CHRONIQUE

Il n’y a pas que de mauvaises nouvelles…

C’est une excellente nouvelle rapportée hier par mon collègue Vincent Larouche : le gouvernement du Québec veut stopper le déversement de déchets toxiques dans les campagnes.

C’est un dossier que Vincent suit depuis longtemps. Il a publié récemment une enquête montrant des camions-bennes larguer en pleine nature des sols contaminés. Ce n’était pas sa première enquête sur ce sujet, qui existe médiatiquement grâce à lui.

Ces derniers temps, deux enquêtes criminelles ont avorté au Québec dans la foulée de déversements semblables, qui sont de véritables saccages environnementaux. Dans un des cas, la pollution engendrée par cette pratique était à ce point toxique qu’un chimiste a soulevé les risques de mutations génétiques dans la faune.

Pourquoi « domper » ses déchets – de construction, d’excavation qui comportent des sols contaminés par des métaux lourds – dans la nature, plutôt que de les faire décontaminer et de les faire enfouir de façon écologique ?

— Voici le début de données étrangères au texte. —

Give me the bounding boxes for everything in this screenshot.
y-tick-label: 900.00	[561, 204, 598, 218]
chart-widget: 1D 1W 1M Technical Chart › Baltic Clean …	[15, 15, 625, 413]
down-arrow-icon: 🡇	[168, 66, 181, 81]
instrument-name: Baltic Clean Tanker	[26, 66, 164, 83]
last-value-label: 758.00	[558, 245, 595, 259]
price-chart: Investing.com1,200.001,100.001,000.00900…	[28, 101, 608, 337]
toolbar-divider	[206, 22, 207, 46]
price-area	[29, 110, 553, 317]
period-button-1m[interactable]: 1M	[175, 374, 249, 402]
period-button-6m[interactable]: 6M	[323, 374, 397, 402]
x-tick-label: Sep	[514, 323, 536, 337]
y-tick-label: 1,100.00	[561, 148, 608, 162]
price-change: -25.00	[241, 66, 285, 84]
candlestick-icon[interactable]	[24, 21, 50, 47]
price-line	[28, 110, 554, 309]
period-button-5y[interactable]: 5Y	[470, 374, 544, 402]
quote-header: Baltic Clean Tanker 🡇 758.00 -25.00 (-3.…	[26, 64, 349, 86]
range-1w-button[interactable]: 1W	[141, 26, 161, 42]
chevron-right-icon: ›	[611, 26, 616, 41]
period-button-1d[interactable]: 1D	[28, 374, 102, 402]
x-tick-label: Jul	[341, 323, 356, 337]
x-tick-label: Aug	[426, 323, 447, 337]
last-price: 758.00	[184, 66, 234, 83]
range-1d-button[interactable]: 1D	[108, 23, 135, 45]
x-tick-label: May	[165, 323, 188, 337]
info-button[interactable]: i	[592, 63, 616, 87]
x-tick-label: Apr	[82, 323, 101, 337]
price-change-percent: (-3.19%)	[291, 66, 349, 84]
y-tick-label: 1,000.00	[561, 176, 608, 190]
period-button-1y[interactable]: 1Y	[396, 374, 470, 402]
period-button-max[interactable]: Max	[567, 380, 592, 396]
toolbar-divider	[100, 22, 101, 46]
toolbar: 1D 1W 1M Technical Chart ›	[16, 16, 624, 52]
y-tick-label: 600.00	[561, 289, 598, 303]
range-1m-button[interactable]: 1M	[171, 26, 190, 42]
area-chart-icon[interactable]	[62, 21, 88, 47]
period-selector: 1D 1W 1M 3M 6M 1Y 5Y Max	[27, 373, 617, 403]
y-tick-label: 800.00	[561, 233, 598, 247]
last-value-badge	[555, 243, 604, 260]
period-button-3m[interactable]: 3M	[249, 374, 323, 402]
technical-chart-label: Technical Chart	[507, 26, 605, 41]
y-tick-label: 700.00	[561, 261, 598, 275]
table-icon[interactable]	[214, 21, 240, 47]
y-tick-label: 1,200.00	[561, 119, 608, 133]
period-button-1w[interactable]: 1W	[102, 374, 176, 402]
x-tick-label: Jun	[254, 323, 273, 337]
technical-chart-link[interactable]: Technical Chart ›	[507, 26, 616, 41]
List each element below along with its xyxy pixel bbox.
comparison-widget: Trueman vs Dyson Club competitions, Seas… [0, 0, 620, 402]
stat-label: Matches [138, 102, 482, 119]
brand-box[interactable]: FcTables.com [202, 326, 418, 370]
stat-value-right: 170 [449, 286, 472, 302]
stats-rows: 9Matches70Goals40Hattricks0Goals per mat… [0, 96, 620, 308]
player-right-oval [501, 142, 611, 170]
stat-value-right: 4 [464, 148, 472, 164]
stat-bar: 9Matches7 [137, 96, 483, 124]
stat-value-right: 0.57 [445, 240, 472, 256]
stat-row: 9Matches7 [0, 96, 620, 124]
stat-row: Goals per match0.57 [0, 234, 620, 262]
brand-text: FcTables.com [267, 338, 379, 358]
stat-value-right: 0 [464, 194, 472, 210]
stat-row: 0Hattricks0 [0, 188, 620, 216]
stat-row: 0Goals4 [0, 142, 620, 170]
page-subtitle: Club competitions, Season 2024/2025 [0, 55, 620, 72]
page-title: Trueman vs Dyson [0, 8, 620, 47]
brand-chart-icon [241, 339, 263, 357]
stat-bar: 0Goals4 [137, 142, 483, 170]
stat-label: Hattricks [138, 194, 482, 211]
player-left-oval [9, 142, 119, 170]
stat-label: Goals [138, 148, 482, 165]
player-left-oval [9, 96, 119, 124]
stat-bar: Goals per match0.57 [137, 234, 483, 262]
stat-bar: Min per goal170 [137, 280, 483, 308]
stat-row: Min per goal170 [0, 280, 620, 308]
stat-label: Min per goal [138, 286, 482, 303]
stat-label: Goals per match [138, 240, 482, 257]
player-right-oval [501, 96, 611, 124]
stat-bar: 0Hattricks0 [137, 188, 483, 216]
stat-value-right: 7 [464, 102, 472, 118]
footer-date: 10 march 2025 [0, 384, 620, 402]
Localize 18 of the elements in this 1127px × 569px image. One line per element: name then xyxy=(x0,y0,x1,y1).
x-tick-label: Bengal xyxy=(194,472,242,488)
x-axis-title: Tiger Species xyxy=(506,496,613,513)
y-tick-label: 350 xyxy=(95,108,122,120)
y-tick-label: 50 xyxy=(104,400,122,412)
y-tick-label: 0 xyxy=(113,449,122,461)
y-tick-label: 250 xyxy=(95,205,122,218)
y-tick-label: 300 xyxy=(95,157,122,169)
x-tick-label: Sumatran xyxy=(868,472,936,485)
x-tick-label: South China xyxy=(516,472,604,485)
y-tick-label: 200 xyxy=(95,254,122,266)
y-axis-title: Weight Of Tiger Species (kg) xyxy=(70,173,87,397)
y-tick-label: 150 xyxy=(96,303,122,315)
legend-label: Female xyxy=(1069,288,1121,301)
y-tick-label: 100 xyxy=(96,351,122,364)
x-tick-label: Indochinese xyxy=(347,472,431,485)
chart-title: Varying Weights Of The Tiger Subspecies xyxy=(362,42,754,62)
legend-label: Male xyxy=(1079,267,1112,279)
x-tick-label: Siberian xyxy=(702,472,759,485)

Parce que ça ne coûte rien. Tout le monde est écolo jusqu’à ce que l’entreprise de camionnage te dise que tu vas épargner 20 000 $ sur ton projet si tu ne poses pas de questions sur la destination des sols contaminés…

S’est donc développée « une économie parallèle illégale » du déversement sauvage de déchets contaminés en milieu rural, selon les mots du ministre de l’Environnement, Benoit Charette, économie qui serait selon lui l’un « des principaux générateurs de contamination actuellement ».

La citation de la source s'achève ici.